O si va avanti insieme, ci si prende per mano e si cammina tutti nella stessa direzione o l'unica direzione che verrà seguita sarà quella che conduce alla barbarie.

Concludo quest'analisi di carattere internazionale con una riflessione dedicata alla sofferta decisione dei socialdemocratici tedeschi di dare il via ad una nuova edizione della grande coalizione con la Merkel: forse non si poteva diversamente, non lo metto in dubbio, ma è altrettanto fuor di dubbio che la generazione degli Schulz e dei Gabriel debba passare la mano e coinvolgere sempre di più i giovani del partito, restii ad accettare quest'accordo e desiderosi di alzare, anche sulle rive del Reno, la bandiera del socialismo tornata in auge nel mondo grazie all'impegno di Sanders e Corbyn. Emarginare la coraggiosa battaglia di Kevin Kühnert e dei ragazzi dello JUSOS (la giovanile socialdemocratica) equivarrebbe infatti ad uccidere l'SPD, aprendo un'autostrada alle idee bestiali di Alternative für Deutschland e PEGIDA.

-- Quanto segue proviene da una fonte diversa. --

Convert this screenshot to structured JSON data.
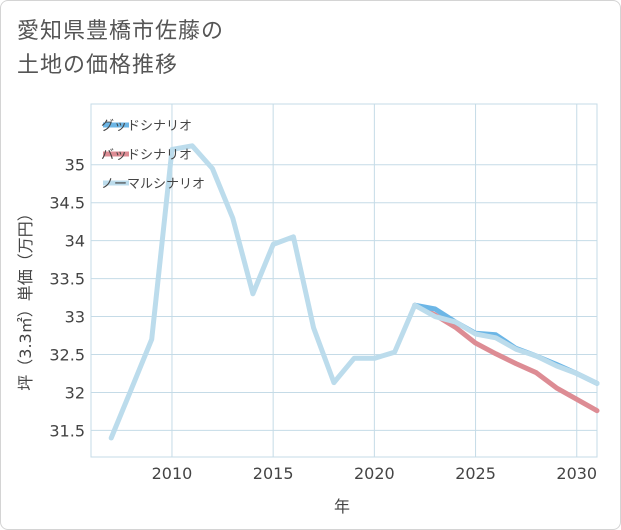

Se la linea decisa a Bonn dovesse invece diventare il destino dell'SPD, le sorti della Germania potrebbero rivelarsi simili a quelle degli anni Trenta. Essere responsabili non significa, pertanto, solo accettare quest'ennesimo amaro calice ma anche lavorare per un futuro diverso, in cui destra e sinistra, democristiani e socialdemocratici tornino ad essere avversari e a sfidarsi lealmente ponendo al centro l'interesse del Paese.